In the meantime, we are also taking two other steps:

  • Bias Awareness and Education: In addition to hearing from students about the need for better communication to affinity groups in times like this, I also have heard a resounding call for increased bias awareness and education. Over a year ago, Dr. Gordon-Mora organized a working team of students, faculty, support staff and administrators to overhaul our pre-existing bias procedures into a best practice Bias Response and Education Protocol. As the comments at last Thursday’s meeting underscored, more education about our bias protocol is still needed. The members of the swim team who reported this incident did the right thing by reporting it, but how can we ensure that every member of our campus community knows what to do in bias situations as a bystander? I have asked Amanda Blaugher, Title IX Coordinator and Director of Civil Rights Compliance and Education, to work with Dr. Gordon-Mora, College Life, and Human Resources on how to further maximize educational and awareness programs related to bias awareness, similar to what we have done for our Title IX efforts.
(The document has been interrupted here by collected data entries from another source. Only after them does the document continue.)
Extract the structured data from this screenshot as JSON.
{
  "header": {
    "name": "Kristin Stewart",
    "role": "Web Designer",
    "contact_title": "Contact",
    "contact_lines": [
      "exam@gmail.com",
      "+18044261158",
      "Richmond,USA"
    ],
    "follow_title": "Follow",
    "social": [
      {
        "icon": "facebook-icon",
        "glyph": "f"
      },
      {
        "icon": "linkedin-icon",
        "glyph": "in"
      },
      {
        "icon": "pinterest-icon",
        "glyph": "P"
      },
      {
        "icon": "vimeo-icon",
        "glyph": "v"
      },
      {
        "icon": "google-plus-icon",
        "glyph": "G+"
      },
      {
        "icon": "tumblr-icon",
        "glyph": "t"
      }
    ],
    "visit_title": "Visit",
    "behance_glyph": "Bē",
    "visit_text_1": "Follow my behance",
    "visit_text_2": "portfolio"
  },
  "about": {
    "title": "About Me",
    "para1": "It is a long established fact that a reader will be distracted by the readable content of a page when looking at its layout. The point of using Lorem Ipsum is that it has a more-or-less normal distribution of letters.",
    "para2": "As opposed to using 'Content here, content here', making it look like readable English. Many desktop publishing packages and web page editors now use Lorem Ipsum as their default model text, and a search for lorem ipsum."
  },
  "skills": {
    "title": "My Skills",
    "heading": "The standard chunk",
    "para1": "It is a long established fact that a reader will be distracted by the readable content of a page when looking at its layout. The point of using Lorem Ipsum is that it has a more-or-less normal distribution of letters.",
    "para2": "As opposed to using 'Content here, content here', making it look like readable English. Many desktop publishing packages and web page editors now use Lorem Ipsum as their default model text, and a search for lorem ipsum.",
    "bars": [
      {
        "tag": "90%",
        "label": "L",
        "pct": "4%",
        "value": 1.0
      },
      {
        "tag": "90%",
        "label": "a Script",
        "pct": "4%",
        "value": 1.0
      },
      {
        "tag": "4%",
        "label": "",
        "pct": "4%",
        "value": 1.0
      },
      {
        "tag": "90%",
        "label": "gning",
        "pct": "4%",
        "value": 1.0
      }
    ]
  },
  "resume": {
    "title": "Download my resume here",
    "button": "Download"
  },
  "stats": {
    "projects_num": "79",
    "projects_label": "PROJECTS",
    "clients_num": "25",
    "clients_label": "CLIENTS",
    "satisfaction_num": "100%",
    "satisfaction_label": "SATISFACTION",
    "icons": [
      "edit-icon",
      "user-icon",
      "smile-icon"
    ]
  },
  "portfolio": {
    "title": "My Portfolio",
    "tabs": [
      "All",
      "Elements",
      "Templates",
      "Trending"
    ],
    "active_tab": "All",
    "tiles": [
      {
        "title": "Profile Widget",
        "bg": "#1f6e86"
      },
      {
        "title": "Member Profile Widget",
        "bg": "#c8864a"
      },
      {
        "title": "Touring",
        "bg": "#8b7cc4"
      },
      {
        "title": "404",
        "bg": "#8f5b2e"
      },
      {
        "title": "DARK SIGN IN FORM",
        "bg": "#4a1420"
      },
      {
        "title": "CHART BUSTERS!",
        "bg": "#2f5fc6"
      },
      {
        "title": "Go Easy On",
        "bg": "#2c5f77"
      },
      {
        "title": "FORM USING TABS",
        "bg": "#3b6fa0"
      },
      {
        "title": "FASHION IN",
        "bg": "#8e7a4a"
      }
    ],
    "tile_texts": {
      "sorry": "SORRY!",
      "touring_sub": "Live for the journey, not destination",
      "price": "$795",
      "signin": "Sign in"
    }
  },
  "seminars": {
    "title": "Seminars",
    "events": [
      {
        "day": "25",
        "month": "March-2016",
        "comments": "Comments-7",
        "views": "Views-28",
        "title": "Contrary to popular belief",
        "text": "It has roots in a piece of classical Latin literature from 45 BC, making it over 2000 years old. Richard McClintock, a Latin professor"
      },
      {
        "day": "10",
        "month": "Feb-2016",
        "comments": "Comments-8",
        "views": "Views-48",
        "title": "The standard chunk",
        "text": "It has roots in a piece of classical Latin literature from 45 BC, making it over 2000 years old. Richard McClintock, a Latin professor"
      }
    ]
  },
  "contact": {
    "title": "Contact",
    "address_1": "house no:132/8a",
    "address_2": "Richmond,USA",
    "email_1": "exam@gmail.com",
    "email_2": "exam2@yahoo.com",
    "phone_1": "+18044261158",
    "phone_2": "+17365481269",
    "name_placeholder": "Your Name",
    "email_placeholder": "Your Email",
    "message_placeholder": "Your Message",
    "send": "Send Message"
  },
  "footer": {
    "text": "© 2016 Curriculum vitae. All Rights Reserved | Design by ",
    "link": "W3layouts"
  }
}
  • Provost’s Office Initiatives: Incidents on campus and in the world rightly find their way into our classrooms as faculty help students and the community as a whole make sense of events. It is important to offer the tools and resources to navigate these conversations inside and outside the classroom as effectively as possible. The Provost’s Office will partner with Dr. Gordon-Mora, faculty, staff, and students as it plans educational efforts to reduce bias and increase awareness. Options include supporting departments/faculty who wish to share their equity relevant research and expertise with our community, partnering with the Johnson Center for Creative Teaching and Learning (JCCTL) to enhance their focus and offerings on inclusive pedagogies, organizing faculty to lead sessions on curricular and departmental considerations for inclusive practices, and planning a January Institute to engage in important work on race and other biases. The Provost’s Office will also offer bias awareness education for committees that have decision-making power on faculty and student issues in the academic division and take other steps to increase awareness of and educate about responses to bias.

I will end by referring back to a prior note I sent to the campus, where I observed that the College will not be defined by what happened at an informal social gathering but by what we do as a community in response to that incident. The actions of the team captains, the leadership of our BSU and GASA students, the continued support offered by the Office of Multicultural Engagement, and the many other responses across the campus are evidence of a community committed to advancing the values that matter to us. We know we have much more progress to make, much hard work ahead, but the actions outlined above—while just a starting point—are important steps in that direction as we seek to balance immediate progress with long-term sustainable change.